The target for this writing seems clear; you’re disgruntled about AI, and these words are going to speak directly to that anger. It reminds me of a great line from one my favourite comedians, Stuart Lee. Recounting an imaginary conversation someone has about his comedy, Lee says
“Did you watch his show...?
...yeah.
Was it funny?
No. But I agreed the fuck out of it.”
As the audience applauds, Stuart brilliantly continues his satire. “I’m not interested in laughs. What I want is a temporary liberal mass consensus that dissolves on contact with air”
Stuart is an expert in his craft. He knows the exact ways in which you’re already disgruntled about the world, and he speaks directly, masterfully to that existing despair. This is satire. It works when you accept, wholesale, the presupposition at the heart of the satire. It is funny. A shared experience to illuminate the absurdity of an idea or belief is top tier entertainment, but it’s not the vehicle to get in when you’re looking to understand something.
I’ve seen articles on substack about AI that veer very close to the satirical. Beautifully crafted, a bubbling anger at their heart, competently written, and desperate to point out all the absurdities and excesses of the industry (of which there are many). They’re great articles, but they’re nearly useless in helping you understand the train on the tracks.

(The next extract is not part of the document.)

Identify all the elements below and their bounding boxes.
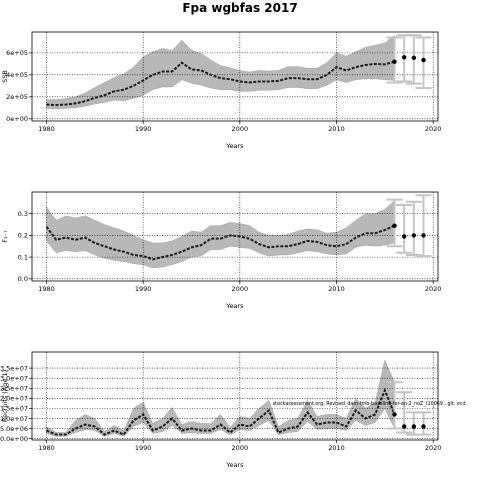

One thing I’ve seen a couple of times is willfully wishing the technology away. It’s all silly. It won’t work. The people investing in it are egomaniacs. It wastes water, it wastes energy, it kills jobs. It’s true but incomplete. As the anger about AI grows, I think the audience for that anger will grow with it.
Be angry if you must, but seek out perspectives that aim to faithfully chart a course through whatever is beyond the horizon. Screaming at every wave, as it crashes over the bow, isn’t going to cut it.

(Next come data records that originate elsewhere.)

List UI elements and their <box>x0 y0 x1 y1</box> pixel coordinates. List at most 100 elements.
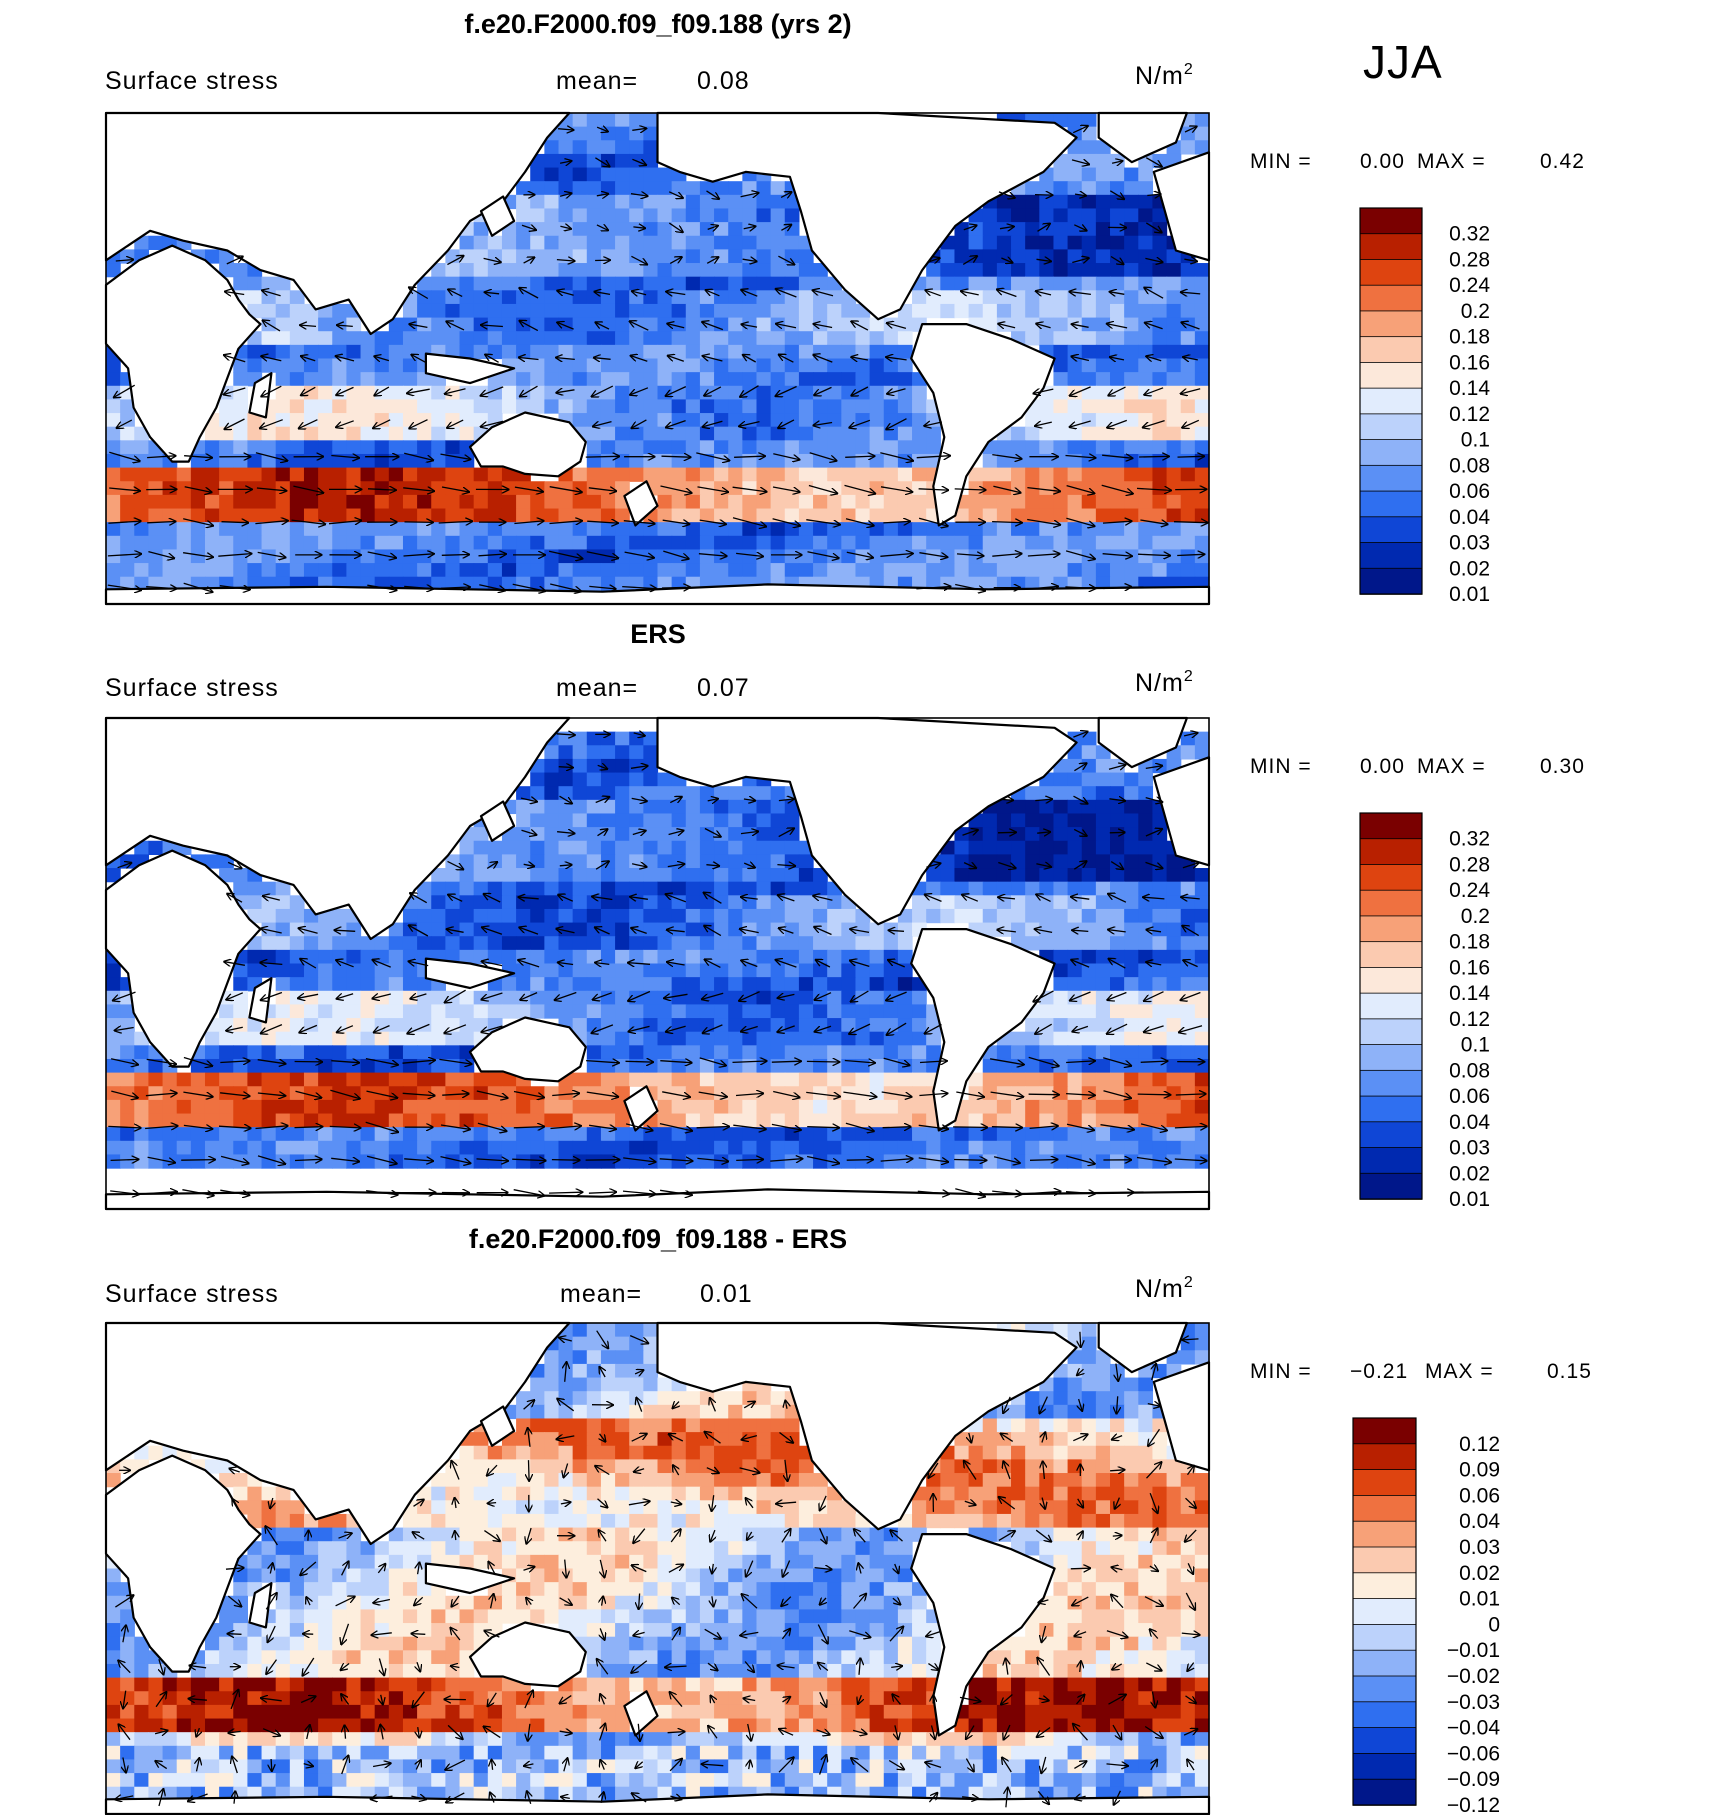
shading-cell <box>1068 1141 1083 1155</box>
shading-cell <box>898 549 913 563</box>
shading-cell <box>262 1514 277 1528</box>
shading-cell <box>516 1100 531 1114</box>
shading-cell <box>672 549 687 563</box>
shading-cell <box>1025 331 1040 345</box>
colorbar-tick-label: 0.01 <box>1449 583 1490 606</box>
shading-cell <box>247 1073 262 1087</box>
shading-cell <box>1195 1473 1210 1487</box>
shading-cell <box>516 563 531 577</box>
shading-cell <box>643 1141 658 1155</box>
shading-cell <box>431 549 446 563</box>
shading-cell <box>756 1100 771 1114</box>
panel-1-map <box>106 113 1210 604</box>
shading-cell <box>573 345 588 359</box>
shading-cell <box>163 1127 178 1141</box>
shading-cell <box>827 1004 842 1018</box>
shading-cell <box>587 509 602 523</box>
shading-cell <box>1167 290 1182 304</box>
colorbar-tick-label: 0.03 <box>1449 532 1490 555</box>
shading-cell <box>785 236 800 250</box>
shading-cell <box>771 372 786 386</box>
shading-cell <box>1039 1086 1054 1100</box>
shading-cell <box>177 536 192 550</box>
shading-cell <box>813 427 828 441</box>
shading-cell <box>431 1154 446 1168</box>
shading-cell <box>785 1100 800 1114</box>
shading-cell <box>1011 509 1026 523</box>
shading-cell <box>573 1378 588 1392</box>
shading-cell <box>530 1391 545 1405</box>
shading-cell <box>1039 1446 1054 1460</box>
shading-cell <box>714 813 729 827</box>
shading-cell <box>417 413 432 427</box>
shading-cell <box>870 563 885 577</box>
shading-cell <box>658 1500 673 1514</box>
shading-cell <box>700 195 715 209</box>
shading-cell <box>1039 1073 1054 1087</box>
shading-cell <box>262 1141 277 1155</box>
shading-cell <box>728 359 743 373</box>
shading-cell <box>1096 1032 1111 1046</box>
shading-cell <box>1181 509 1196 523</box>
shading-cell <box>262 964 277 978</box>
shading-cell <box>700 263 715 277</box>
shading-cell <box>106 413 121 427</box>
shading-cell <box>516 304 531 318</box>
shading-cell <box>1082 345 1097 359</box>
shading-cell <box>728 495 743 509</box>
shading-cell <box>276 331 291 345</box>
shading-cell <box>346 386 361 400</box>
shading-cell <box>884 1141 899 1155</box>
shading-cell <box>1025 841 1040 855</box>
shading-cell <box>474 854 489 868</box>
shading-cell <box>728 468 743 482</box>
shading-cell <box>318 522 333 536</box>
shading-cell <box>742 868 757 882</box>
shading-cell <box>375 536 390 550</box>
shading-cell <box>1167 331 1182 345</box>
shading-cell <box>728 304 743 318</box>
shading-cell <box>643 909 658 923</box>
shading-cell <box>827 1045 842 1059</box>
shading-cell <box>573 1073 588 1087</box>
shading-cell <box>1124 454 1139 468</box>
shading-cell <box>544 1405 559 1419</box>
shading-cell <box>375 481 390 495</box>
shading-cell <box>1096 168 1111 182</box>
shading-cell <box>686 318 701 332</box>
shading-cell <box>389 1045 404 1059</box>
shading-cell <box>544 773 559 787</box>
shading-cell <box>530 868 545 882</box>
shading-cell <box>304 427 319 441</box>
shading-cell <box>686 359 701 373</box>
shading-cell <box>1167 991 1182 1005</box>
shading-cell <box>290 1032 305 1046</box>
shading-cell <box>530 372 545 386</box>
shading-cell <box>799 454 814 468</box>
shading-cell <box>898 440 913 454</box>
shading-cell <box>870 936 885 950</box>
shading-cell <box>969 277 984 291</box>
shading-cell <box>601 745 616 759</box>
shading-cell <box>106 563 121 577</box>
shading-cell <box>573 813 588 827</box>
shading-cell <box>1053 1418 1068 1432</box>
shading-cell <box>1053 481 1068 495</box>
shading-cell <box>1152 1018 1167 1032</box>
shading-cell <box>544 1487 559 1501</box>
shading-cell <box>615 140 630 154</box>
shading-cell <box>912 1086 927 1100</box>
shading-cell <box>615 1528 630 1542</box>
shading-cell <box>658 786 673 800</box>
shading-cell <box>1195 732 1210 746</box>
shading-cell <box>1053 195 1068 209</box>
shading-cell <box>672 277 687 291</box>
shading-cell <box>134 563 149 577</box>
shading-cell <box>1039 549 1054 563</box>
shading-cell <box>559 249 574 263</box>
shading-cell <box>742 290 757 304</box>
shading-cell <box>346 936 361 950</box>
shading-cell <box>1181 549 1196 563</box>
shading-cell <box>700 495 715 509</box>
shading-cell <box>445 427 460 441</box>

When I’ve appeased my own self doubt, I’ll be sharing my thoughts here.




I like this write-up, especially the observation about the huge volume of “empty” writing, most recently obvious on Substack.
But not understanding AI is the crux of the problem. Most of us have a vague idea about how it works, which implies a tiny minority does. That minority will have nearly unlimited power, including the power to authorize different levels of operability to different levels of people. Not to mention it’s a resource hog (but you did mention that). But thanks again for a thoughtful article, definitely not “empty.”
Hi Phil, thanks for this post. It is important to be self-critical and to question one's assumptions and, importantly also the deeper reasons driving one's opposition or advocacy for an idea. I have two questions: 1) at what point is critique and rejection of the way AI is being implemented in society *not* driven by anger? Is there a legitimate and reasonable strong position against AI in your perspective? 2) Does your impulse to self-doubt also apply to your defence of AI?